Business Daily Review
Posted Monday, October 27 2014 at 18:04
After graduating from the United States International University (USIU) with a Bachelor’s degree in commerce and a subsequent Masters of Business Administration from Liverpool University, like most graduates Christine Khasinah-Odero sought employment.
She was lucky to get well-paying jobs at the helm of several tour companies. In 2007, having learnt the ropes of the trade, she set out to found her own tours company.
However, the company did not fare well primarily because soon after the launch, post-election violence broke out forcing her out of business.
“It was a bad timing. The passion was absent and I think that I made no efforts to make my company work, either,” she said.
She had quit a managerial position, started and failed at her first business but she was not one to give up easily. For the second time she embarked on the entrepreneurial journey albeit by chance. Second chance
While trying to figure what to do with her life, she got pregnant with her first child. As any other mother-to-be she sought information on motherhood and local baby events to keep herself busy as she waited for the delivery day.
She was surprised to find little information particularly in regards to Kenya and almost no motherhood-targeted events.
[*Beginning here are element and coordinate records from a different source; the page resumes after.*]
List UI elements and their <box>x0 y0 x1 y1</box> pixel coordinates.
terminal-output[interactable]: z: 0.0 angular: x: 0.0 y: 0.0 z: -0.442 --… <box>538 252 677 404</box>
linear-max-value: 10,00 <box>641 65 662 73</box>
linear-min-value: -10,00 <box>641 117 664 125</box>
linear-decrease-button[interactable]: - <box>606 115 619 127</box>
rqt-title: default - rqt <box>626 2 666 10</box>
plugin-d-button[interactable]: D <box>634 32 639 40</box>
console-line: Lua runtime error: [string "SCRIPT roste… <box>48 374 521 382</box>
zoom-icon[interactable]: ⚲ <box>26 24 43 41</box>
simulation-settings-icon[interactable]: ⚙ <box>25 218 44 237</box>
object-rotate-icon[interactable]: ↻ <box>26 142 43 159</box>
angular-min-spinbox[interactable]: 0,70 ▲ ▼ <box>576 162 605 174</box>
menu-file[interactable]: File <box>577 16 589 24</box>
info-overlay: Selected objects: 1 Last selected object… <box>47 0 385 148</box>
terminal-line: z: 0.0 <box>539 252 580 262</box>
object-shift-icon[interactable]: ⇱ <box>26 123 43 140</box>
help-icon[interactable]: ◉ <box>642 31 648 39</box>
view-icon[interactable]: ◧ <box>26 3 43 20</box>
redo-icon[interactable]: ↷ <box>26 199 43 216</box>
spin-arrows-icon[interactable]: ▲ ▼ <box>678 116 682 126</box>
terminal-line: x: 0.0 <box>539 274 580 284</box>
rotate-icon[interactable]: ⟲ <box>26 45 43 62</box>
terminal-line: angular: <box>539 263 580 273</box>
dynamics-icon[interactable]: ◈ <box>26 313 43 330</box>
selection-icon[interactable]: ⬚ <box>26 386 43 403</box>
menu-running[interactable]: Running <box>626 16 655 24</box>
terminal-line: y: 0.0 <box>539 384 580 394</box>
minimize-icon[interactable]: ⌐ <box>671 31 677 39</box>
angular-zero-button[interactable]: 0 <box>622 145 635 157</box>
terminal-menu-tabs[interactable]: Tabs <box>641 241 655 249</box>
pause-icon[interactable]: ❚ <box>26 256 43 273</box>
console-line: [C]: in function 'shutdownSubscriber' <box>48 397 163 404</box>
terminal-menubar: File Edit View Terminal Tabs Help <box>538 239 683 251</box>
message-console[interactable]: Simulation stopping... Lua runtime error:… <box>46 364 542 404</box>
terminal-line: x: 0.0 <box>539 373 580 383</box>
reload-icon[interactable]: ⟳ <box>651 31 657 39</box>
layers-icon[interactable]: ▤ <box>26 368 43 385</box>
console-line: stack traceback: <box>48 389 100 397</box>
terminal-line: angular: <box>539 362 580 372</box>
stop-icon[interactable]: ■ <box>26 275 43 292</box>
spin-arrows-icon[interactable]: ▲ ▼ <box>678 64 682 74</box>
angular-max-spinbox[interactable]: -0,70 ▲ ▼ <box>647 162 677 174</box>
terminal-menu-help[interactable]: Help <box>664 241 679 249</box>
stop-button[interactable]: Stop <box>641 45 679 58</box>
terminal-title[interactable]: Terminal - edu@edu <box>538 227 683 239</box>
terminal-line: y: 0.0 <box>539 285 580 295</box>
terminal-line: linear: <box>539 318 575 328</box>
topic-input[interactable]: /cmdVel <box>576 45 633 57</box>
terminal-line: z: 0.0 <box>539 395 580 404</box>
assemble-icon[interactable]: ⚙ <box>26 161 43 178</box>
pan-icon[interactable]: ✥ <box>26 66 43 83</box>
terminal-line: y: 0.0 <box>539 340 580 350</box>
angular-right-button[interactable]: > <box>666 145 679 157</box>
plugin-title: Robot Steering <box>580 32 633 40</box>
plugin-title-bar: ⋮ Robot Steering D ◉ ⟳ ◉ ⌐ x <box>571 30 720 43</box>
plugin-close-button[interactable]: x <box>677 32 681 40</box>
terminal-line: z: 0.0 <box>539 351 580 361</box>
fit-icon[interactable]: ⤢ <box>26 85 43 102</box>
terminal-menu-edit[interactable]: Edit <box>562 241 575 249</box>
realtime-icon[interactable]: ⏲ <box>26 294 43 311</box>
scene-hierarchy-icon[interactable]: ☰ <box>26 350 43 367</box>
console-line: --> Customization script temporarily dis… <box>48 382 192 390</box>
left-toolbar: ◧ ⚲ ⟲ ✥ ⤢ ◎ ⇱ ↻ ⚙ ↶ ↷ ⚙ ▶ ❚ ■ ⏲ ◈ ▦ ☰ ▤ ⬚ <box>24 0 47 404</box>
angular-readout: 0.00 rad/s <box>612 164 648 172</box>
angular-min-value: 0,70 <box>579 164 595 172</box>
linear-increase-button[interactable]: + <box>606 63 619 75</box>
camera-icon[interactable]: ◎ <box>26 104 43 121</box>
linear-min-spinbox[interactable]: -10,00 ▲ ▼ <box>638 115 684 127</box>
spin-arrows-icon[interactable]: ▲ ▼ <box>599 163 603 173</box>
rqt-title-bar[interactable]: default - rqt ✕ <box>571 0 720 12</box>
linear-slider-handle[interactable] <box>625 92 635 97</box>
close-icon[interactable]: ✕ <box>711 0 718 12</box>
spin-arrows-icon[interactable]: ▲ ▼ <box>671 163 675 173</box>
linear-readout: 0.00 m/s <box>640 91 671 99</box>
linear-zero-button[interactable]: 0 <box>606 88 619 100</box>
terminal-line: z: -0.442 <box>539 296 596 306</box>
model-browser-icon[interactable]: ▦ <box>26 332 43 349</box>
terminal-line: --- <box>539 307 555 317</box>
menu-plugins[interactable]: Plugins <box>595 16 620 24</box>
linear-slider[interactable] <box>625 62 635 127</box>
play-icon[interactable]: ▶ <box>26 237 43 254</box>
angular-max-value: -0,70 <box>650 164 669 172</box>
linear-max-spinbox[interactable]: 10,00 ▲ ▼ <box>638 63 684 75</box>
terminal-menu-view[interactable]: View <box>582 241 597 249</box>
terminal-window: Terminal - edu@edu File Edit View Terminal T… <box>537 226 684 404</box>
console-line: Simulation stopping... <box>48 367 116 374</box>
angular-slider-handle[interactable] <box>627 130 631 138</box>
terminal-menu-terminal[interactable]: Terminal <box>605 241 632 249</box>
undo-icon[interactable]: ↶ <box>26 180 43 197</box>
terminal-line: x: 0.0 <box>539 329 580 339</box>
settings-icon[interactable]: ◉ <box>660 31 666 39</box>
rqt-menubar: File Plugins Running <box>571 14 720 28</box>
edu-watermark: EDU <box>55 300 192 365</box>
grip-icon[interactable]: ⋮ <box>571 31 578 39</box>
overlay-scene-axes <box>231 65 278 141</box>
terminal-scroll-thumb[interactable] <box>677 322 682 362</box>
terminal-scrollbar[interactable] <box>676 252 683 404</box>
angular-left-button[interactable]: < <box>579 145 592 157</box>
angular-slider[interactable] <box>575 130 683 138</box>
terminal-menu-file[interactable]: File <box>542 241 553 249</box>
“Motherhood felt boring, I had no one to share experience with. Besides there were no events or a platform for baby or mother,” she said.
In 2011, she started blogging about motherhood, leading to the rise of Supamamas, which almost immediately gained hundreds of followers.
After seeing the potential of the blog, she invested Sh60,000 and a lot of time in creating a committed following.
“Supamamas is now an events and marketing company that focuses on inspiring, informing and connecting mothers through regular events and the website,” Khasinah-Odero said.
“We host events every month, and the concepts are inspired by the need of the mums who we also engage to provide suggestions on the kind of events they would like to see us organise. Some events focus on personal growth whiles others on equipping them with information as mothers and as professionals whether in business or employed,” added the 33-year-old.
Some of the events they organize cover baby nutrition and safety, cook outs, personal finances and branding. They also organize red-carpet events for mothers and community service projects.
For instance, in November 15 they are planning a family fun-day for families with special needs children, in a bid to create awareness on conditions such as autism, dyslexia, Down syndrome and cerebral palsy at the Carnivore grounds.
The Supamamas website, which also has a great following on social media, ensures that mothers have access to information regarding motherhood such as upcoming baby and mother events, junior schools and party planners.
“The website is a platform for mothers and brands to meet and interact,” said Khasinah-Odero.
Supamamas also empowers women to join entrepreneurship through the Supasisters mentorship programme whereby the company brings together seasoned entrepreneurs to reach out to women in tertiary institutions and encourage them to consider starting businesses instead of waiting to get employment after graduating.
Through brands sponsorship, the company hosts free events for mothers and babies and from vendors taking up exhibiting stands at the events.
However, forums exclusively for mothers, for example the financial freedom training, are attended at a fee.
Other revenue streams include advertising, whereby companies place advertisements on the website at a fee. “Building a successful brand is no walk in the park,” Khasina-Odero offers. “It took persistence and self-sacrifice to break even.”
Bearing an energetic, bubbly, and polite personality comes handy in her line of business. Besides, building a network and good relations with former employers has worked well for her, as they turn out to be great sponsors and business partners in particular events.
“It feels great when they give a call to check out on how I am fairing besides they offer me great lessons in entrepreneurship,” she said. It is a good thing that she never shies away from taking risks and has never run out of faith because that way, she has grown Supamamas idea into a brand talked about by mothers and hopeful mothers regionally.
With a father who was aware that education was the only thing he could offer to his child, the member of Rotary Club, Lang’ata spent most of her 20s in school reading for her undergraduate and Masters degrees.
She has since acquired postgraduate qualifications in marketing from the Marketing Society of Kenya and in Total Quality Management from the Kenya Institute of Management.